— Прости, Гордон. Я думала, ты не спишь… Такой чудный закат… был.

Поднявшись на локте, Гордон напряженно всматривался в лицо Мэг. Что еще придумала эта назойливая сестрица?

— Мэг! В чем дело?

Ею овладел удушающий приступ нервного смеха. Она стояла и простирала руки по направлению к тому месту, где, по ее мнению, сейчас находился бедный Омар.

— Что с тобой?

— Все в порядке.

— Ты уверена?

— Да. Ты видел сегодня вечером Джесси?

— Джесси? Где она?.. Она не спит?

— Знаешь, Гордон, мне все-таки кажется, что она тебя любит… — вздохнула Мэг. — Но ты сам все испортил…

— Она тебе рассказывала? Который час? Где она?! — вскричал Гордон.

— Гордон, я хочу сказать тебе, что Омар… — Глаза Мэг смотрели сейчас безмятежно-кротко.

— Омар?! Что ты не договариваешь?!

— Омар отпросился у Бренни на пару недель на берег, — мило улыбнувшись, поведала Мэг.

— Джесси! Где она?

Гордон удивленно смотрел на сестру. После несчастной любви к Гарри она стала такая странная: везде сует свой нос. Гордон прекрасно знал, что Омар не собирался на берег, и потому в его голове роились всевозможные догадки. Гордон чувствовал, что что-то здесь не так и никак не мог понять, кто и зачем затеял эту дурацкую историю с беднягой Омаром.

— Она любит тебя, Гордон. Джесси такая милая!..

— Где она?

— Думаю, спит…

— Мэг, объясни наконец, что происходит?

— Ты сам все скоро узнаешь.

Избегая дальнейших расспросов, Мэг кинулась в свою каюту. Гордон, вскочив с постели, бросился на кухню — убедиться, что Джесси не отправилась на берег с поваром.

Гордон забежал в каморку Омара и лицом к лицу столкнулся с Джесси — нет, она не спала, по лицу ее никак нельзя было определить, что она вздремнула хотя бы на полчаса.
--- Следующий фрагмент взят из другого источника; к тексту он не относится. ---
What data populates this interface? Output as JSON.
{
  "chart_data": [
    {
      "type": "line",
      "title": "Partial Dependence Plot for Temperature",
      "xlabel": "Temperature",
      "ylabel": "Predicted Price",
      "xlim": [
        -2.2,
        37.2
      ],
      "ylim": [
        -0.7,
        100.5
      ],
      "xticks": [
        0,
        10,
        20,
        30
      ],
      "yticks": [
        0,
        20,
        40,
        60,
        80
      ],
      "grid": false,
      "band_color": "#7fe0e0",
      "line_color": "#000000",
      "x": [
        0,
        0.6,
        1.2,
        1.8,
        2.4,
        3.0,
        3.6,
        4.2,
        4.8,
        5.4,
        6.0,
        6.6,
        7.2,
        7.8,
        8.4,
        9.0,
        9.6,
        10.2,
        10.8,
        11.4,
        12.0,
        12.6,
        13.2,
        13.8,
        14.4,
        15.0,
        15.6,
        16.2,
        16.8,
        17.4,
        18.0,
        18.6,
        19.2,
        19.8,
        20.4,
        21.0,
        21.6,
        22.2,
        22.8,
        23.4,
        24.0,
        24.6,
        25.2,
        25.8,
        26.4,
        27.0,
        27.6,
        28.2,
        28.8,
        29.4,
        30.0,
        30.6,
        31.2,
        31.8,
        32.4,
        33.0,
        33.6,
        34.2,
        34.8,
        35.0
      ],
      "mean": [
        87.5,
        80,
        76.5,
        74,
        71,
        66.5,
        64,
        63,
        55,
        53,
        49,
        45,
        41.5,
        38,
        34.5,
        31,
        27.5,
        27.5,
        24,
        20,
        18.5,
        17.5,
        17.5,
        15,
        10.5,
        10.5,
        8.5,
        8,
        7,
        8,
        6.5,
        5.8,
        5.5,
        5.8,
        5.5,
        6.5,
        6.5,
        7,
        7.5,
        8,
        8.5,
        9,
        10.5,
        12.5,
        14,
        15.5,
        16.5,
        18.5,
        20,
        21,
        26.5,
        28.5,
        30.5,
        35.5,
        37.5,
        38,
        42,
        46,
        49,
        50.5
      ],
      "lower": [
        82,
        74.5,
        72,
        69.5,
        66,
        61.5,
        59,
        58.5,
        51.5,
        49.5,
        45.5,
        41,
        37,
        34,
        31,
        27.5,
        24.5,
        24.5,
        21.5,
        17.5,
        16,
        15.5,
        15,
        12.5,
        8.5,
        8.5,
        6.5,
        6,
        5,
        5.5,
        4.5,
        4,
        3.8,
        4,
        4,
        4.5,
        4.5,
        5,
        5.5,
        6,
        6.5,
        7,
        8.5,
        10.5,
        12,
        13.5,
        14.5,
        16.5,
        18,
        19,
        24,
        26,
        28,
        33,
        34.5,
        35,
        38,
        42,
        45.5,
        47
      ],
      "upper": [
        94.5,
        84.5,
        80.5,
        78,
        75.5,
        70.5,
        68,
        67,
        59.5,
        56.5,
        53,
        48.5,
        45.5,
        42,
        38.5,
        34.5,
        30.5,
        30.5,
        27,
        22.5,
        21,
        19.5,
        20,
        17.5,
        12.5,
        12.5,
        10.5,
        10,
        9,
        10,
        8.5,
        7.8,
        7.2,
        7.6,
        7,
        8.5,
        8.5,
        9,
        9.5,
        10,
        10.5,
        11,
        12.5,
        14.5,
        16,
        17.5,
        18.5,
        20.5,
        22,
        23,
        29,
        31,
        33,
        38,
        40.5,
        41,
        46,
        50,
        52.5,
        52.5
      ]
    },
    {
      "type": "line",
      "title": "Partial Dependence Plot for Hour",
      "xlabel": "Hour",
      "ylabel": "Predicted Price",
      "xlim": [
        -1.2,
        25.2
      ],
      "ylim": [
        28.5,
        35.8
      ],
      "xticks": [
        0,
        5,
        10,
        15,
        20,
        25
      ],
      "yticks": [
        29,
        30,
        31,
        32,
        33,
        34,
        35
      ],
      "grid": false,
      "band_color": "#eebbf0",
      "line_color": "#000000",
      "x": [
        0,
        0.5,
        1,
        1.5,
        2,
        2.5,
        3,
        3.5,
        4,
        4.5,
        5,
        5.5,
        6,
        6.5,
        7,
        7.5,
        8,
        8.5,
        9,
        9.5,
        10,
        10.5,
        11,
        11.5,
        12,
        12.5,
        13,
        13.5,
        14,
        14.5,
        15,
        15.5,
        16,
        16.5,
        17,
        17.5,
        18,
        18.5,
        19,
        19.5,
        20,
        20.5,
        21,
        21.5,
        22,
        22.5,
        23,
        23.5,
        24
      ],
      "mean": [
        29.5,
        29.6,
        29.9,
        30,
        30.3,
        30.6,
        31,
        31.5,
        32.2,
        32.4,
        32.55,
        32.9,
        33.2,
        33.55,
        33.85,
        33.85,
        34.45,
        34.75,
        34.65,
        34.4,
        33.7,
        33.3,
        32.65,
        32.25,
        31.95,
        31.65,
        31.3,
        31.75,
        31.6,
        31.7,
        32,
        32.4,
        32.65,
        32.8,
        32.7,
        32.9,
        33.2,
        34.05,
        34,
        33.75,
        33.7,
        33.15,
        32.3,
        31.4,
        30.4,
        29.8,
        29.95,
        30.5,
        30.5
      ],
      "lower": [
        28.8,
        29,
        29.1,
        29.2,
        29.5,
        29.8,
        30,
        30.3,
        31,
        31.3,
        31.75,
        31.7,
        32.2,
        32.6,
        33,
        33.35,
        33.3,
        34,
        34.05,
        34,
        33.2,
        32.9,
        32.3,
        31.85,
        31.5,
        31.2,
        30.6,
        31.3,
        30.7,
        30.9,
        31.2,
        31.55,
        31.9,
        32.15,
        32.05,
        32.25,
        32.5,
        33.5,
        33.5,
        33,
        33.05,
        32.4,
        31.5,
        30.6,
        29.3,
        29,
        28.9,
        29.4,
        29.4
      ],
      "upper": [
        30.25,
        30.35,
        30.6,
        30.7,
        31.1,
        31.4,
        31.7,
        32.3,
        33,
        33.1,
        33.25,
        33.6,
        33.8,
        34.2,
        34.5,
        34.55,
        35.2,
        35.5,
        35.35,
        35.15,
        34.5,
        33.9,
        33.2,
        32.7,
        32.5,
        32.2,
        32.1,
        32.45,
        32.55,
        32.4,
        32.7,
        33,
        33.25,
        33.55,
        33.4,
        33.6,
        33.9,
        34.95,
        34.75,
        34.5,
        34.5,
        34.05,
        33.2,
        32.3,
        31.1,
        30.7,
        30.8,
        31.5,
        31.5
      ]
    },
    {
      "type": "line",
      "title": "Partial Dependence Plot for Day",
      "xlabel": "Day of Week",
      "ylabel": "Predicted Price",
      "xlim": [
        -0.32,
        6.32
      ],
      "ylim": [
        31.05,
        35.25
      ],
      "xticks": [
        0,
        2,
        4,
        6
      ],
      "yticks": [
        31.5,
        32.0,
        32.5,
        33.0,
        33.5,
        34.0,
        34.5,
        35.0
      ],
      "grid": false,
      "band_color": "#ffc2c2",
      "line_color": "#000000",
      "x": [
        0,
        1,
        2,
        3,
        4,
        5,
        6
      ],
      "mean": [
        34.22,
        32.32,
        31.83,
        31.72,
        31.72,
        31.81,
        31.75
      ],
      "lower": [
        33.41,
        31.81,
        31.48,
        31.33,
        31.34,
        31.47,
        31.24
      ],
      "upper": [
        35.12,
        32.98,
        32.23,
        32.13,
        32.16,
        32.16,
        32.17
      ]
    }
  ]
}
— А я не знала, что ты… что вы все такие… Такие же, как тот фермер, от которого я сбежала! Такие же, все-все вы такие же! — вскричала она. — Думали, я сплю, да?! Думали все сделать тихо, думали меня в ваш гарем затащить?! Не выйдет! — Она заколотила кулачками по его груди. — Останови пароход, сейчас же! Сейчас же!

Она выбежала из кухни и бросилась в рубку с криком: «Остановите, или я прыгну в воду! Остановите!!»

Ее мелодичный голос эхом возвращался от близкого берега. Бренни, выглянув из рубки, выругался и остановил колеса «Филадельфии», повернув штурвал к берегу. Ничего не вышло.

Алекс бросил в воду с борта узкий трап, и Джесси быстро сбежала с парохода в воду, утопая в ней по пояс, потом выбежала на берег и, не оглядываясь, побежала к огням Маннума…

3

Максимилиана все не было. В дверь тихонько постучали, и Дели, слегка задремавшая на роскошной кровати под балдахином, быстро подбежала и с трудом открыла тяжелую дубовую дверь: перед ней стояли трое швейцаров в белых ливреях, они держали перед собой корзины с лилиями, гиацинтами и тюльпанами.

— Разрешите поставить? — спросил один из швейцаров.

— Да, пожалуйста, — ответила Дели, приглашая в комнату.

Цветы были поставлены на стол и широкий мраморный подоконник; швейцары удалились, отказавшись от чаевых.

«Ах, этот Максимилиан, все-таки он умеет быть любезным!»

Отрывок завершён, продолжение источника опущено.